“Queremos aprovar o PTRR no início de abril”. Montenegro vai ouvir partidos na próxima semana
Sem apresentar o montante a aplicar e sem medidas concretas, Luís Montenegro apresentou as linhas gerais do programa Portugal Transformação, Recuperação e Resiliência (PTRR) e informou que vai ouvir os partidos, aos governos regionais, aos parceiros sociais e à academia, entre outros, para definir as metas do plano de resiliência e recuperação.
No final da reunião semanal do Conselho de Ministros, que aprovou, esta sexta-feira as linhas gerais do PTRR criado pelo Governo para responder aos efeitos do mau tempo em Portugal que, desde 28 de janeiro, causou 18 mortes e centenas de feridos e desalojados.
O primeiro-ministro anunucou que vaireunir-se com o Presidente da República e com o Presidente da República eleito, António José Seguro, para apresentar as linhas do PTRR.
Luís Montenegro indicou que o Governo decidiu uma filosofia diferente para o PTRR da executada no Plano de Recuperação e Resiliência (PRR). “Não partimos de uma base de disponibilidade financeira, vamos fazer assumidamente ao contrário, para interesse do país. E para valorizar os contributos que vão participar no processo de decisão”. “Vamos recuperar no curto prazo as infraestruturas necessárias para que todo o processo de desenvolvimento do país não sejam prejudicados, e depois alocando os recursos financeiros”, indicou.

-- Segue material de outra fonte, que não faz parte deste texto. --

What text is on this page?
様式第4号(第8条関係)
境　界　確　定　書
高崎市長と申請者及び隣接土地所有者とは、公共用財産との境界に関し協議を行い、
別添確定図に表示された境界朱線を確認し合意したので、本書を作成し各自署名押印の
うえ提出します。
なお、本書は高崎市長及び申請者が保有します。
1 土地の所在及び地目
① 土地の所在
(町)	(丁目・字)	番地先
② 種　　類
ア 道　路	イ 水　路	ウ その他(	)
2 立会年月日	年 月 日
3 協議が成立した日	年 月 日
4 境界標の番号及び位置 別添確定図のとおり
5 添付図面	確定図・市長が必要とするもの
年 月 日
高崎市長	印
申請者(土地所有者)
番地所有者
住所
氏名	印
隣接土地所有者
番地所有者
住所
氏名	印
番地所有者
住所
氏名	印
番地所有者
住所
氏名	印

Sublinhando que o PTRR não se confunde com o programa de Governo, indicou que as fontes de financiamento do PTRRestão a ser trabalhadas em várias frentes: “no âmbito europeu de ajuda a fenómenos extremos, na possibilidade de reprogramar o PRR na parte ainda disponível, fundos europeus que possam cumprir objetivos de resiliência e recuperação, e o acesso de autarquias locais ao Banco Europeu de Investimento. E ainda existirão fontes de financiamento nacionais que vamos escolher nos próximos orçamentos de Estado. E também colocamos a capacidade que as nossas finanças públicas para aproveitar a capacidade disponível não colocando o equilíbrio e a sustentabilidade das nossas contas públicas”.
No documento divulgado após o briefing do Conselho de Ministros, pode ler-se que “é necessário identificar estimativa de despesas a realizar com as medidas do PTRR, o que não é ainda possível nesta fase. A primeira estimativa de impactos económicos e orçamentais, ainda preliminar e incompleta, poderá estar disponível até ao final do mês de março de 2026”
Contudo, o documento, indcia que a dimensão da catástrofe e da destruição causada “é enorme, colocando em causa as metas e pressupostos dos cenários macroeconómicos e das contas públicas para os próximos anos, muito especialmente no ano em curso, que já era muito desafiante por si só. O efetivo impacto no saldo orçamental e dívida dependerá do volume de despesa, distribuição anual, e fontes de receita mobilizadas. O impacto é agravado pelos efeitos da catástrofe na receita fiscal e contributiva, na despesa com os apoios aprovadas a pessoas e empresas, e o efeito no PIB nominal. É inevitável uma deterioração do saldo orçamental e do rácio da dívida pública”.
O Governo indica que para tal, será aplicada a flexibilidade nas regras orçamentais europeias (as despesas de reconstrução “e os apoios devem ser considerados como “one-off” para efeitos do cálculo da variação da Despesa Líquida Primária e do Procedimento por Défices excessivos)”.